Est-ce une privatisation similaire à la privatisation des autoroutes ?
- Ce qu’on propose est littéralement l’exact opposé de ce qui a été fait avec les autoroutes. Dans un cas, les Français sont spoliés des sociétés concessionnaires qu’ils avaient financées et qui, en plus d’être sorties du patrimoine public, leur coûtent de plus en plus cher via les péages. L’État a fait tout ceci pour avoir du cash rapide au bénéfice d’acteurs privés au détriment de tous les Français.
- Concernant ce qu’on veut faire avec le foncier de l’État, on se contente de mettre à disposition, pour une durée déterminée et dans un but très précisément encadré, un terrain pour réaliser une opération qui bénéficiera à des millions de Français et, à la fin du bail, permettra à l’État d’accroître son patrimoine.

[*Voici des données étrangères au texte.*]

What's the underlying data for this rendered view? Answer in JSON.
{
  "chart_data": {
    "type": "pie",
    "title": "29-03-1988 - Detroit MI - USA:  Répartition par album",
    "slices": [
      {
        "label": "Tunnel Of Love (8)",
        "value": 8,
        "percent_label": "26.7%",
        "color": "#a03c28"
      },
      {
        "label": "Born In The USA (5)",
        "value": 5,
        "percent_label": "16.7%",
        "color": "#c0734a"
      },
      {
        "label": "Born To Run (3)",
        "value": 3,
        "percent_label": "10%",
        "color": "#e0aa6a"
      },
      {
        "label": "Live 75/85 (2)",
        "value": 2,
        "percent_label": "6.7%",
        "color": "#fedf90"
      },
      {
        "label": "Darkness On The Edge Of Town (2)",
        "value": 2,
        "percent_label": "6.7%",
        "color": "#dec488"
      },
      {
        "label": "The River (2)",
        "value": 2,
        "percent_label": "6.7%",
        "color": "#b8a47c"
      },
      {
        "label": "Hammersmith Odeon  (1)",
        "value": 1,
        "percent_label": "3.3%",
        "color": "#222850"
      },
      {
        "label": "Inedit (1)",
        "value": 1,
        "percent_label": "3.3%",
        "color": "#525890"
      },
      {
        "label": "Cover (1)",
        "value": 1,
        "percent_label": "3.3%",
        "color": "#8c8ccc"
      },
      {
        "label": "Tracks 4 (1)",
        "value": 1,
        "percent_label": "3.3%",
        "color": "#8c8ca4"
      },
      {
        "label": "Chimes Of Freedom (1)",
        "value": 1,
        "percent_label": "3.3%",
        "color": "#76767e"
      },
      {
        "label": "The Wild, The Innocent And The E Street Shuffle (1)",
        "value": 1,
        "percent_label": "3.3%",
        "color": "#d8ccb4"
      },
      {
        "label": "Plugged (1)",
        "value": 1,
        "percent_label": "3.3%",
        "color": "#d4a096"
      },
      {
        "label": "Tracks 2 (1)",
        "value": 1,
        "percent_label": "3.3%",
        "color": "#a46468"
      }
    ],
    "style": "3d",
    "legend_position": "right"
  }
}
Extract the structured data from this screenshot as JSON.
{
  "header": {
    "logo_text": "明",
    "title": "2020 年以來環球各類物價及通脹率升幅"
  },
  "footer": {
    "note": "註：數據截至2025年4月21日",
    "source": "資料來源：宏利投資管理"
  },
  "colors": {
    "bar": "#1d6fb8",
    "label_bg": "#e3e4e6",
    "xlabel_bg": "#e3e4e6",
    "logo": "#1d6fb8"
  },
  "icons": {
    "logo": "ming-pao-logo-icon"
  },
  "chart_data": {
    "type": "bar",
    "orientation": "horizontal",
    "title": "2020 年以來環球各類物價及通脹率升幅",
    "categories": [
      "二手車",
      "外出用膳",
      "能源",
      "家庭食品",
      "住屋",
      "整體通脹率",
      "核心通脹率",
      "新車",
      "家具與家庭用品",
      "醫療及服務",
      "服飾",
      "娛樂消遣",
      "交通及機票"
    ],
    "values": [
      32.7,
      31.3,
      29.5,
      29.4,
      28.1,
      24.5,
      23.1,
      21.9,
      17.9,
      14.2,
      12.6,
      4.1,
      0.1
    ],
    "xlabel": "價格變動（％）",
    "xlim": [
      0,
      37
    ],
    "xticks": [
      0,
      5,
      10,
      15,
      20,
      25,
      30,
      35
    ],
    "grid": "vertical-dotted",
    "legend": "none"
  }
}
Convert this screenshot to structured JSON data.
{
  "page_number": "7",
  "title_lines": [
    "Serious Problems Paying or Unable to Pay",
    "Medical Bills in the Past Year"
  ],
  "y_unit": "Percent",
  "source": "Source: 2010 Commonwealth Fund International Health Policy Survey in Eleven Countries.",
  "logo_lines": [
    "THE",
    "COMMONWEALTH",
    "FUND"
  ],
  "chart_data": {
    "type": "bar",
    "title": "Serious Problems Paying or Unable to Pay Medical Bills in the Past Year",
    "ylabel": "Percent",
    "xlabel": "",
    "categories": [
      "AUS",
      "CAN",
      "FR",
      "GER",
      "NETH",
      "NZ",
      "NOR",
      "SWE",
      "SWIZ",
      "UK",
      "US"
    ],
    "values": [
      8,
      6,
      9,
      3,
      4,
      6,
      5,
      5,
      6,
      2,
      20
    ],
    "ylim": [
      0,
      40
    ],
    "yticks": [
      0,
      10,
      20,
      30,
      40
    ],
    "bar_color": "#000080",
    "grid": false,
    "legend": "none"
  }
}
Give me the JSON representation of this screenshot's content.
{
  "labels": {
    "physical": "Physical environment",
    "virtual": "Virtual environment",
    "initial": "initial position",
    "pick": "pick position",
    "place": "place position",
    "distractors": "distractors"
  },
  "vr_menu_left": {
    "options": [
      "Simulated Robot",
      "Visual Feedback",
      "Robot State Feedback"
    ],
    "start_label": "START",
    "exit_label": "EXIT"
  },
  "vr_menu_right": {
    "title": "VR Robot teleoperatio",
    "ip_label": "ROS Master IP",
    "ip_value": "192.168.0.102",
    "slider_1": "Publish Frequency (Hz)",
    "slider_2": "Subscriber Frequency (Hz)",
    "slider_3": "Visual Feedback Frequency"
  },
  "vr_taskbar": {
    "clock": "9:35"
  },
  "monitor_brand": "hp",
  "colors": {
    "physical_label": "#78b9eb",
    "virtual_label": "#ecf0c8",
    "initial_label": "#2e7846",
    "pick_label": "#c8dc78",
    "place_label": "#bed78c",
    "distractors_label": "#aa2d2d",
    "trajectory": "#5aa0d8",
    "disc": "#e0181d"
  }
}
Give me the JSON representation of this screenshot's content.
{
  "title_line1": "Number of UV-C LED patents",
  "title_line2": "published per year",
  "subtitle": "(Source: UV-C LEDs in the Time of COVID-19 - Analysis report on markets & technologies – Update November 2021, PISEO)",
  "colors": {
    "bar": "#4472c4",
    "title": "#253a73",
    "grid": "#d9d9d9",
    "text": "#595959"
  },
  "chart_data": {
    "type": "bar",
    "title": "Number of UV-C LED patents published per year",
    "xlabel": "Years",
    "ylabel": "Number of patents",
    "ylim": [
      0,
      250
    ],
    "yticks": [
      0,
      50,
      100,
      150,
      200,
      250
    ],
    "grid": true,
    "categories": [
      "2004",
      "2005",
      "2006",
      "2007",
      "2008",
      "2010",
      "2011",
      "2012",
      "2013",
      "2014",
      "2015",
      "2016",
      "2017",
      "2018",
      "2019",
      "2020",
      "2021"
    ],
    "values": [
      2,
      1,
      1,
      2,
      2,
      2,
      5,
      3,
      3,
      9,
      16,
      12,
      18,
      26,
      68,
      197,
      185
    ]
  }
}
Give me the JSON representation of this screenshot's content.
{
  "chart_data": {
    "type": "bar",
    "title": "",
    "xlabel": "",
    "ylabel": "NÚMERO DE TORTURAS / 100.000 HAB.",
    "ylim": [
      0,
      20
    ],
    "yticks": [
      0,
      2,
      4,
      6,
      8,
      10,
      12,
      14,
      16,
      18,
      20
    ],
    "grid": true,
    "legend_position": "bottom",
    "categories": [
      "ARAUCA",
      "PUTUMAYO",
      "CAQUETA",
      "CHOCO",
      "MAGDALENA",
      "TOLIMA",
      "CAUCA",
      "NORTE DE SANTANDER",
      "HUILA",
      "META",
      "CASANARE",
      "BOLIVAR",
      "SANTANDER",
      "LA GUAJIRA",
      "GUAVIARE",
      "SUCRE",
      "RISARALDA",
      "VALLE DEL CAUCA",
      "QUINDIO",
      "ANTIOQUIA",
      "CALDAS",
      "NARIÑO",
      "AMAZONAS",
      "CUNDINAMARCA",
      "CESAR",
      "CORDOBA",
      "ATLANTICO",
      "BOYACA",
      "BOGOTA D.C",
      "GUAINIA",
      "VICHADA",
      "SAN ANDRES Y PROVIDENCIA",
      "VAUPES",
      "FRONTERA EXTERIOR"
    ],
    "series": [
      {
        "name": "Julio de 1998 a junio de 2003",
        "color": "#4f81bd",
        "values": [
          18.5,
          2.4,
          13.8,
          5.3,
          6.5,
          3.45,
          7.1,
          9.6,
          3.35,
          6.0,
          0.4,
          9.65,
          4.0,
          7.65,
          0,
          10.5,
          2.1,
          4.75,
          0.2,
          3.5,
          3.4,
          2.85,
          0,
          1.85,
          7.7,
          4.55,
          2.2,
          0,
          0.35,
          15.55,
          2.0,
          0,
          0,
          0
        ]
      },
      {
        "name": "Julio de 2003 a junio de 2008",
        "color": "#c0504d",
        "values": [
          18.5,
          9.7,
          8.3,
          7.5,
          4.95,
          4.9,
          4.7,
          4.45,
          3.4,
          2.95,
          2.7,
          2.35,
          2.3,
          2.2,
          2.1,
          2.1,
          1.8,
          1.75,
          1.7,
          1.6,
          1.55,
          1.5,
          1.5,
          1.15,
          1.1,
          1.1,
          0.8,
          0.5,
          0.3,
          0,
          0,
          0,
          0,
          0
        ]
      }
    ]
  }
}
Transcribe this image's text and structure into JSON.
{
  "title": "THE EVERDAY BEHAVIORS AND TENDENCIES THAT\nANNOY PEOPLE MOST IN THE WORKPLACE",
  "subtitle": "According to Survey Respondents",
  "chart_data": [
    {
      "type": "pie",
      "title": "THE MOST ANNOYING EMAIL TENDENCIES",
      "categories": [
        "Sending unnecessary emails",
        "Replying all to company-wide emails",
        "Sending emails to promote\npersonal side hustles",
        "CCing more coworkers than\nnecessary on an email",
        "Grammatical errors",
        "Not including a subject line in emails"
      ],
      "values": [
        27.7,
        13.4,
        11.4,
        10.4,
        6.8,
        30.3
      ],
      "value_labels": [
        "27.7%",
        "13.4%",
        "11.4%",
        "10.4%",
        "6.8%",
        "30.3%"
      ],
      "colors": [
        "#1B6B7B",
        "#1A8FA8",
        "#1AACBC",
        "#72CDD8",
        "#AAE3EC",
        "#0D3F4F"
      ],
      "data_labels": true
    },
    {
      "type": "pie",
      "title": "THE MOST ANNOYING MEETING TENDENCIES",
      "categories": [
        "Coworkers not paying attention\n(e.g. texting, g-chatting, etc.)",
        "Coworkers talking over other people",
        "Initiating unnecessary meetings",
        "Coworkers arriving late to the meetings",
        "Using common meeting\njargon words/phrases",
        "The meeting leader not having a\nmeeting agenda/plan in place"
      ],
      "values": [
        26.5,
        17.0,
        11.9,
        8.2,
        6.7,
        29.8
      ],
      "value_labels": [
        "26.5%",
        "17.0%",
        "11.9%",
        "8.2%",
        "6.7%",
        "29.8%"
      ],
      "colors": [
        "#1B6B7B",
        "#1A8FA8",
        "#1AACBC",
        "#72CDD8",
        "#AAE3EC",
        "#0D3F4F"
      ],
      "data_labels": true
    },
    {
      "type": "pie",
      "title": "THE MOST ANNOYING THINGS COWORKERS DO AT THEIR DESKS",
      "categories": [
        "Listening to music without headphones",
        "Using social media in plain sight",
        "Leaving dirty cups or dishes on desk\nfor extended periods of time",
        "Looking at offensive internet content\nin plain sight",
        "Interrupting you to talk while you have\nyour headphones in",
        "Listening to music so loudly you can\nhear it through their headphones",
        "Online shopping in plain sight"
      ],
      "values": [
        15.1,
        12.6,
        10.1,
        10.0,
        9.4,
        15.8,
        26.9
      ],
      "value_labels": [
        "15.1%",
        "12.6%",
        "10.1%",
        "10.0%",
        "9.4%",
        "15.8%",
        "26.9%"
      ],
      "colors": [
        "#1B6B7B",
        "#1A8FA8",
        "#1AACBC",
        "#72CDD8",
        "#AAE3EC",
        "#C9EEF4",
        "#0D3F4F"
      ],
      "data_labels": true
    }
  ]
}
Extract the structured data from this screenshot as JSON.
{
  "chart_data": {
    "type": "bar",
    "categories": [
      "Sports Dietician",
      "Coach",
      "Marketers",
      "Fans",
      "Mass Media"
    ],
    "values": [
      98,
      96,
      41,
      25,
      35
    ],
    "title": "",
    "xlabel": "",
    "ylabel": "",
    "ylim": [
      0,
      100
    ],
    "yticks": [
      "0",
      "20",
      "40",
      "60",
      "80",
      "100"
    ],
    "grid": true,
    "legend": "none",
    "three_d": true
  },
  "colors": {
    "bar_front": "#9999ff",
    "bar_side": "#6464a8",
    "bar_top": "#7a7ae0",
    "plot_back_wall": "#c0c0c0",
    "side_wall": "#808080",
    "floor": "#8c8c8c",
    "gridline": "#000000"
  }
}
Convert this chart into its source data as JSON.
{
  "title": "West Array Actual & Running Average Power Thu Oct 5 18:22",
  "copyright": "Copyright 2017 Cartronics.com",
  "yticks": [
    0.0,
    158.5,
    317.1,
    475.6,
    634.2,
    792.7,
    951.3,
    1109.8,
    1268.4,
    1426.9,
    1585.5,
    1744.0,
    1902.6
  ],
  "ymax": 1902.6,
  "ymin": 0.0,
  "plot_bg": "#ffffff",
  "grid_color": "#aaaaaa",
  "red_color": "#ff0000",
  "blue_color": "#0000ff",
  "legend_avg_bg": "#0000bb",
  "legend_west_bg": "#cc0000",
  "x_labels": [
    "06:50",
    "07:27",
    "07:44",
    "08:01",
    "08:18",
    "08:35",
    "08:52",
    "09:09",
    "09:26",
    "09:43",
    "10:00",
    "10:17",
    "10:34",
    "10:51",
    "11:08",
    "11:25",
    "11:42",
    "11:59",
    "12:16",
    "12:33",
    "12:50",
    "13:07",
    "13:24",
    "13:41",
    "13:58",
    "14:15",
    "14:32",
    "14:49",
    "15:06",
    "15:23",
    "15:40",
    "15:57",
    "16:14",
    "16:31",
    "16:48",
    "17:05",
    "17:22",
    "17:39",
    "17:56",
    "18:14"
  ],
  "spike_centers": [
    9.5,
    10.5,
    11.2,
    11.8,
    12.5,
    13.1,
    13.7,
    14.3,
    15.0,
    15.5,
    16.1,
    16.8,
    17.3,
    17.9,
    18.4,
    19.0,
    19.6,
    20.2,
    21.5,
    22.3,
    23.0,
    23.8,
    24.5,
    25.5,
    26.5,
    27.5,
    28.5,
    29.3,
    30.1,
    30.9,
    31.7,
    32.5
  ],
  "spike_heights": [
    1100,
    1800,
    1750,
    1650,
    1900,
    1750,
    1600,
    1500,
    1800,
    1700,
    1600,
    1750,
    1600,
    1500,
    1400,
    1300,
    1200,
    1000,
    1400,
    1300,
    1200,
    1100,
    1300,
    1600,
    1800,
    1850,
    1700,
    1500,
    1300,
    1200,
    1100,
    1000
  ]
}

🇫🇷 Mesure : Rendre la liberté aux maires en matière de construction de logements sociaux et abroger les contraintes et amendes infligées aux communes – y compris si elles n’ont plus de foncier disponible.
Rappel des règles actuelles
- Les communes concernées par la loi SRU comptent au moins 3 500 habitants (ou 1 500 habitants dans l’unité urbaine de Paris). Elles doivent appartenir à une communauté d’agglomération ou à un EPCI à fiscalité propre de plus de 50 000 habitants. Cette agglomération ou cet EPCI doit comprendre au moins une commune de plus de 15 000 habitants.
- La règle actuelle impose un quota de 25 % de logements sociaux parmi les résidences principales. L’objectif est ramené à 20 % dans certains territoires où la demande de logement social est moins forte.
- Aujourd’hui, 121 communes sont exemptées car une grande partie de leur territoire est inconstructible, particulièrement isolée ou faiblement attractive.
Est-ce s’opposer au logement social ?
- Évidemment que non. Nous sommes attachés à ce devoir de solidarité envers nos compatriotes les plus modestes et les plus dans le besoin. Nous portons l’ambition, avec l’instauration de la priorité nationale, d’une politique du logement social plus favorable à nos concitoyens.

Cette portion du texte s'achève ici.